Como se deve entender a afirmação de que Deus se fez homem:

Quando afirmamos que Deus se fez homem, ninguém pense que isso queira dizer que Deus se tenha convertido em homem, assim como o ar se faz fogo quando em fogo se converte. Ora, a natureza de Deus é imutável. Os corpos é que se convertem um no outro. A natureza espiritual não se converte em natureza corpórea, mas pode unir-se-lhe de algum modo pela eficácia de seu poder, como a alma se une ao corpo. Embora a natureza humana conste de alma e corpo, a alma, contudo, não é de natureza corpórea, mas espiritual.

Ora, toda criatura espiritual dista da simplicidade divina muito mais do que dista a criatura corporal da natureza espiritual. Assim como a natureza espiritual une-se à corporal pela eficácia de seu poder, de modo semelhante Deus pode-se unir tanto à natureza espiritual quanto à corporal, e segundo tal modo afirmamos que Deus uniu-se à natureza humana.

Deve-se observar que é sobretudo o elemento principal de qualquer coisa que seja que determina o que ela parece ser.
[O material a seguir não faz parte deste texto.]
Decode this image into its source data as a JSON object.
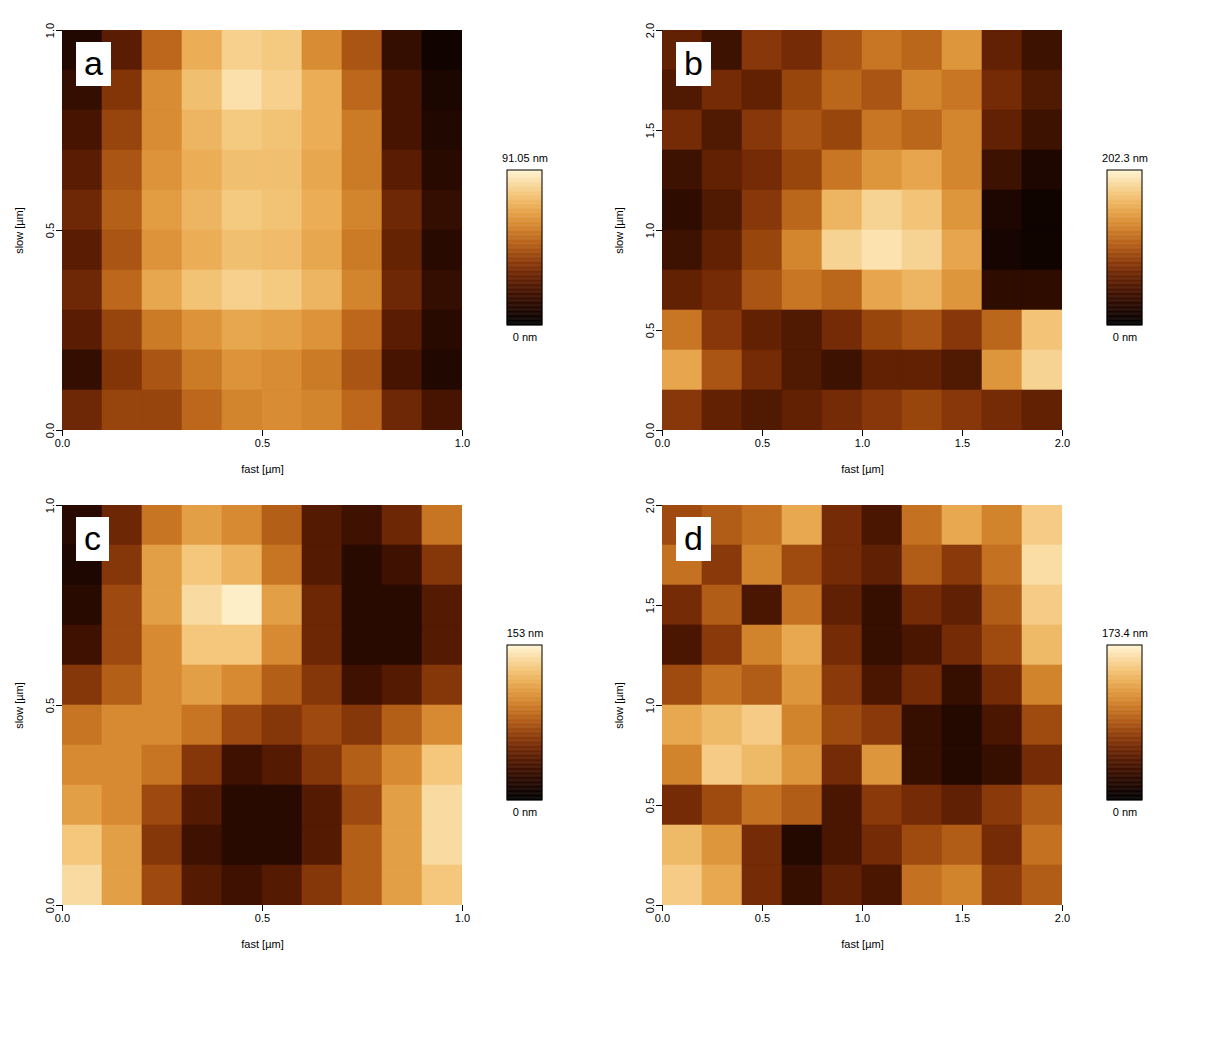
{
  "chart_data": [
    {
      "type": "heatmap",
      "panel_label": "a",
      "xlabel": "fast [µm]",
      "ylabel": "slow [µm]",
      "xlim": [
        0,
        1
      ],
      "ylim": [
        0,
        1
      ],
      "xticks": [
        {
          "value": 0,
          "label": "0.0"
        },
        {
          "value": 0.5,
          "label": "0.5"
        },
        {
          "value": 1,
          "label": "1.0"
        }
      ],
      "yticks": [
        {
          "value": 0,
          "label": "0.0"
        },
        {
          "value": 0.5,
          "label": "0.5"
        },
        {
          "value": 1,
          "label": "1.0"
        }
      ],
      "cells": [
        [
          10,
          25,
          50,
          70,
          80,
          78,
          60,
          45,
          15,
          5
        ],
        [
          15,
          35,
          60,
          75,
          85,
          80,
          70,
          50,
          20,
          8
        ],
        [
          20,
          40,
          60,
          72,
          78,
          76,
          70,
          55,
          20,
          10
        ],
        [
          25,
          45,
          62,
          70,
          75,
          75,
          68,
          55,
          25,
          12
        ],
        [
          30,
          48,
          65,
          72,
          78,
          76,
          70,
          58,
          30,
          15
        ],
        [
          25,
          45,
          62,
          70,
          75,
          74,
          68,
          55,
          28,
          12
        ],
        [
          30,
          50,
          68,
          76,
          80,
          78,
          72,
          58,
          30,
          15
        ],
        [
          25,
          40,
          55,
          62,
          68,
          66,
          62,
          50,
          25,
          12
        ],
        [
          15,
          35,
          45,
          55,
          62,
          60,
          55,
          45,
          20,
          10
        ],
        [
          30,
          40,
          40,
          50,
          58,
          60,
          58,
          50,
          30,
          20
        ]
      ],
      "colorbar_range": [
        0,
        91.05
      ],
      "colorbar_ticks": [
        {
          "value": 91.05,
          "label": "91.05 nm"
        },
        {
          "value": 0,
          "label": "0 nm"
        }
      ]
    },
    {
      "type": "heatmap",
      "panel_label": "b",
      "xlabel": "fast [µm]",
      "ylabel": "slow [µm]",
      "xlim": [
        0,
        2
      ],
      "ylim": [
        0,
        2
      ],
      "xticks": [
        {
          "value": 0,
          "label": "0.0"
        },
        {
          "value": 0.5,
          "label": "0.5"
        },
        {
          "value": 1,
          "label": "1.0"
        },
        {
          "value": 1.5,
          "label": "1.5"
        },
        {
          "value": 2,
          "label": "2.0"
        }
      ],
      "yticks": [
        {
          "value": 0,
          "label": "0.0"
        },
        {
          "value": 0.5,
          "label": "0.5"
        },
        {
          "value": 1,
          "label": "1.0"
        },
        {
          "value": 1.5,
          "label": "1.5"
        },
        {
          "value": 2,
          "label": "2.0"
        }
      ],
      "cells": [
        [
          60,
          40,
          80,
          70,
          100,
          120,
          110,
          140,
          60,
          40
        ],
        [
          50,
          70,
          60,
          90,
          110,
          100,
          130,
          120,
          70,
          50
        ],
        [
          70,
          50,
          80,
          100,
          90,
          120,
          110,
          130,
          60,
          40
        ],
        [
          40,
          60,
          70,
          90,
          120,
          140,
          150,
          130,
          40,
          20
        ],
        [
          30,
          50,
          80,
          110,
          160,
          180,
          170,
          140,
          20,
          10
        ],
        [
          40,
          60,
          90,
          130,
          180,
          190,
          180,
          150,
          15,
          10
        ],
        [
          60,
          70,
          100,
          120,
          110,
          150,
          160,
          140,
          30,
          30
        ],
        [
          120,
          80,
          60,
          50,
          70,
          90,
          100,
          80,
          110,
          170
        ],
        [
          150,
          100,
          70,
          50,
          40,
          60,
          60,
          50,
          140,
          180
        ],
        [
          80,
          60,
          50,
          60,
          70,
          80,
          90,
          80,
          70,
          60
        ]
      ],
      "colorbar_range": [
        0,
        202.3
      ],
      "colorbar_ticks": [
        {
          "value": 202.3,
          "label": "202.3 nm"
        },
        {
          "value": 0,
          "label": "0 nm"
        }
      ]
    },
    {
      "type": "heatmap",
      "panel_label": "c",
      "xlabel": "fast [µm]",
      "ylabel": "slow [µm]",
      "xlim": [
        0,
        1
      ],
      "ylim": [
        0,
        1
      ],
      "xticks": [
        {
          "value": 0,
          "label": "0.0"
        },
        {
          "value": 0.5,
          "label": "0.5"
        },
        {
          "value": 1,
          "label": "1.0"
        }
      ],
      "yticks": [
        {
          "value": 0,
          "label": "0.0"
        },
        {
          "value": 0.5,
          "label": "0.5"
        },
        {
          "value": 1,
          "label": "1.0"
        }
      ],
      "cells": [
        [
          20,
          50,
          90,
          110,
          100,
          80,
          40,
          30,
          50,
          90
        ],
        [
          15,
          60,
          110,
          130,
          120,
          90,
          40,
          20,
          30,
          60
        ],
        [
          20,
          70,
          110,
          140,
          150,
          110,
          50,
          20,
          20,
          40
        ],
        [
          30,
          70,
          100,
          130,
          130,
          100,
          50,
          20,
          20,
          40
        ],
        [
          60,
          80,
          100,
          110,
          100,
          80,
          60,
          30,
          40,
          60
        ],
        [
          90,
          100,
          100,
          90,
          70,
          60,
          70,
          60,
          80,
          100
        ],
        [
          100,
          100,
          90,
          60,
          30,
          40,
          60,
          80,
          100,
          130
        ],
        [
          110,
          100,
          70,
          40,
          20,
          20,
          40,
          70,
          110,
          140
        ],
        [
          130,
          110,
          60,
          30,
          20,
          20,
          40,
          80,
          110,
          140
        ],
        [
          140,
          110,
          70,
          40,
          30,
          40,
          60,
          80,
          110,
          130
        ]
      ],
      "colorbar_range": [
        0,
        153
      ],
      "colorbar_ticks": [
        {
          "value": 153,
          "label": "153 nm"
        },
        {
          "value": 0,
          "label": "0 nm"
        }
      ]
    },
    {
      "type": "heatmap",
      "panel_label": "d",
      "xlabel": "fast [µm]",
      "ylabel": "slow [µm]",
      "xlim": [
        0,
        2
      ],
      "ylim": [
        0,
        2
      ],
      "xticks": [
        {
          "value": 0,
          "label": "0.0"
        },
        {
          "value": 0.5,
          "label": "0.5"
        },
        {
          "value": 1,
          "label": "1.0"
        },
        {
          "value": 1.5,
          "label": "1.5"
        },
        {
          "value": 2,
          "label": "2.0"
        }
      ],
      "yticks": [
        {
          "value": 0,
          "label": "0.0"
        },
        {
          "value": 0.5,
          "label": "0.5"
        },
        {
          "value": 1,
          "label": "1.0"
        },
        {
          "value": 1.5,
          "label": "1.5"
        },
        {
          "value": 2,
          "label": "2.0"
        }
      ],
      "cells": [
        [
          80,
          90,
          100,
          130,
          60,
          40,
          100,
          130,
          110,
          150
        ],
        [
          100,
          70,
          110,
          80,
          60,
          50,
          90,
          70,
          100,
          160
        ],
        [
          60,
          90,
          40,
          100,
          50,
          30,
          60,
          50,
          90,
          150
        ],
        [
          40,
          70,
          110,
          130,
          60,
          30,
          40,
          60,
          80,
          140
        ],
        [
          80,
          100,
          90,
          120,
          70,
          40,
          60,
          30,
          60,
          110
        ],
        [
          130,
          140,
          150,
          110,
          80,
          70,
          30,
          20,
          40,
          80
        ],
        [
          110,
          150,
          140,
          120,
          60,
          120,
          30,
          20,
          30,
          60
        ],
        [
          60,
          80,
          100,
          90,
          40,
          70,
          60,
          50,
          70,
          90
        ],
        [
          140,
          120,
          60,
          20,
          40,
          60,
          80,
          90,
          60,
          100
        ],
        [
          150,
          130,
          60,
          30,
          50,
          40,
          100,
          110,
          70,
          90
        ]
      ],
      "colorbar_range": [
        0,
        173.4
      ],
      "colorbar_ticks": [
        {
          "value": 173.4,
          "label": "173.4 nm"
        },
        {
          "value": 0,
          "label": "0 nm"
        }
      ]
    }
  ]
}
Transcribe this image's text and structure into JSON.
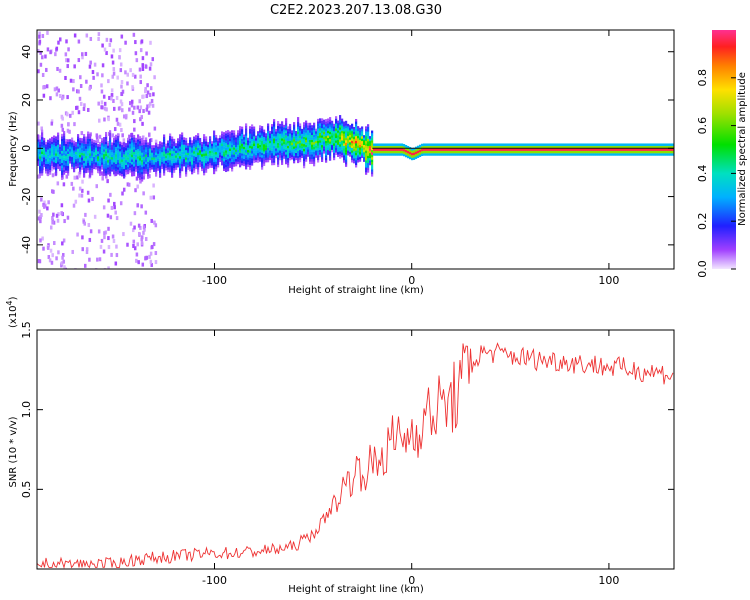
{
  "title": "C2E2.2023.207.13.08.G30",
  "colors": {
    "snr_line": "#ee3333",
    "axes": "#000000"
  },
  "chart_data": [
    {
      "type": "heatmap",
      "xlabel": "Height of straight line (km)",
      "ylabel": "Frequency (Hz)",
      "xlim": [
        -190,
        133
      ],
      "ylim": [
        -50,
        49
      ],
      "x_ticks": [
        -100,
        0,
        100
      ],
      "x_tick_labels": [
        "-100",
        "0",
        "100"
      ],
      "y_ticks": [
        -40,
        -20,
        0,
        20,
        40
      ],
      "y_tick_labels": [
        "-40",
        "-20",
        "0",
        "20",
        "40"
      ],
      "colorbar": {
        "label": "Normalized spectral amplitude",
        "range": [
          0,
          1
        ],
        "ticks": [
          0.0,
          0.2,
          0.4,
          0.6,
          0.8
        ],
        "tick_labels": [
          "0.0",
          "0.2",
          "0.4",
          "0.6",
          "0.8"
        ]
      },
      "ridge": {
        "x": [
          -190,
          -170,
          -150,
          -130,
          -110,
          -90,
          -70,
          -60,
          -50,
          -40,
          -30,
          -20,
          -5,
          0,
          5,
          20,
          60,
          100,
          133
        ],
        "y": [
          -2,
          -2,
          -3,
          -3,
          -2,
          0,
          2,
          3,
          4,
          5,
          3,
          0,
          0,
          -2,
          0,
          0,
          0,
          0,
          0
        ],
        "peak": [
          0.45,
          0.45,
          0.5,
          0.45,
          0.5,
          0.5,
          0.55,
          0.6,
          0.6,
          0.7,
          0.9,
          0.95,
          0.95,
          0.95,
          0.95,
          0.95,
          0.95,
          0.95,
          0.95
        ]
      }
    },
    {
      "type": "line",
      "xlabel": "Height of straight line (km)",
      "ylabel": "SNR (10 * v/v)",
      "y_multiplier": "(x10",
      "y_multiplier_exp": "4",
      "y_multiplier_close": ")",
      "xlim": [
        -190,
        133
      ],
      "ylim": [
        0,
        1.5
      ],
      "x_ticks": [
        -100,
        0,
        100
      ],
      "x_tick_labels": [
        "-100",
        "0",
        "100"
      ],
      "y_ticks": [
        0.5,
        1.0,
        1.5
      ],
      "y_tick_labels": [
        "0.5",
        "1.0",
        "1.5"
      ],
      "series": [
        {
          "x": [
            -190,
            -170,
            -150,
            -140,
            -120,
            -100,
            -90,
            -70,
            -60,
            -50,
            -45,
            -40,
            -35,
            -30,
            -25,
            -20,
            -15,
            -10,
            -5,
            0,
            5,
            10,
            15,
            20,
            25,
            30,
            35,
            40,
            60,
            80,
            100,
            120,
            133
          ],
          "y": [
            0.03,
            0.03,
            0.03,
            0.06,
            0.08,
            0.1,
            0.1,
            0.12,
            0.14,
            0.22,
            0.3,
            0.4,
            0.5,
            0.6,
            0.62,
            0.65,
            0.7,
            0.8,
            0.82,
            0.85,
            0.92,
            0.98,
            1.02,
            1.05,
            1.15,
            1.28,
            1.35,
            1.36,
            1.32,
            1.3,
            1.27,
            1.24,
            1.22
          ]
        }
      ]
    }
  ]
}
Todos os outros elementos parecem aderir àquele que é o principal e, de certo modo, ser assumidos por ele, na medida em que o principal se vale dos outros segundo sua disposição, o que é manifesto em uma comunidade civil, em que os maiorais parecem constituir toda a cidade e dispõem dos outros segundo sua disposição na qualidade de membros seus. Tal se dá também na união natural. Embora o homem conste naturalmente de alma e corpo, ele parece ser principalmente alma, à qual o corpo está unido, corpo de que dispõe a alma para as operações convenientes. Assim, na união de Deus à criatura, a natureza divina não é subtraída pela natureza humana, mas, antes, a natureza humana é assumida por Deus, não de modo que se converta em Deus, mas que a ele se una (adhaereat), e a alma e o corpo assim assumidos sejam, de certo modo, a alma e o corpo do próprio Deus, assim como as partes do corpo assumidas pela alma são, de certo modo, membros da própria alma.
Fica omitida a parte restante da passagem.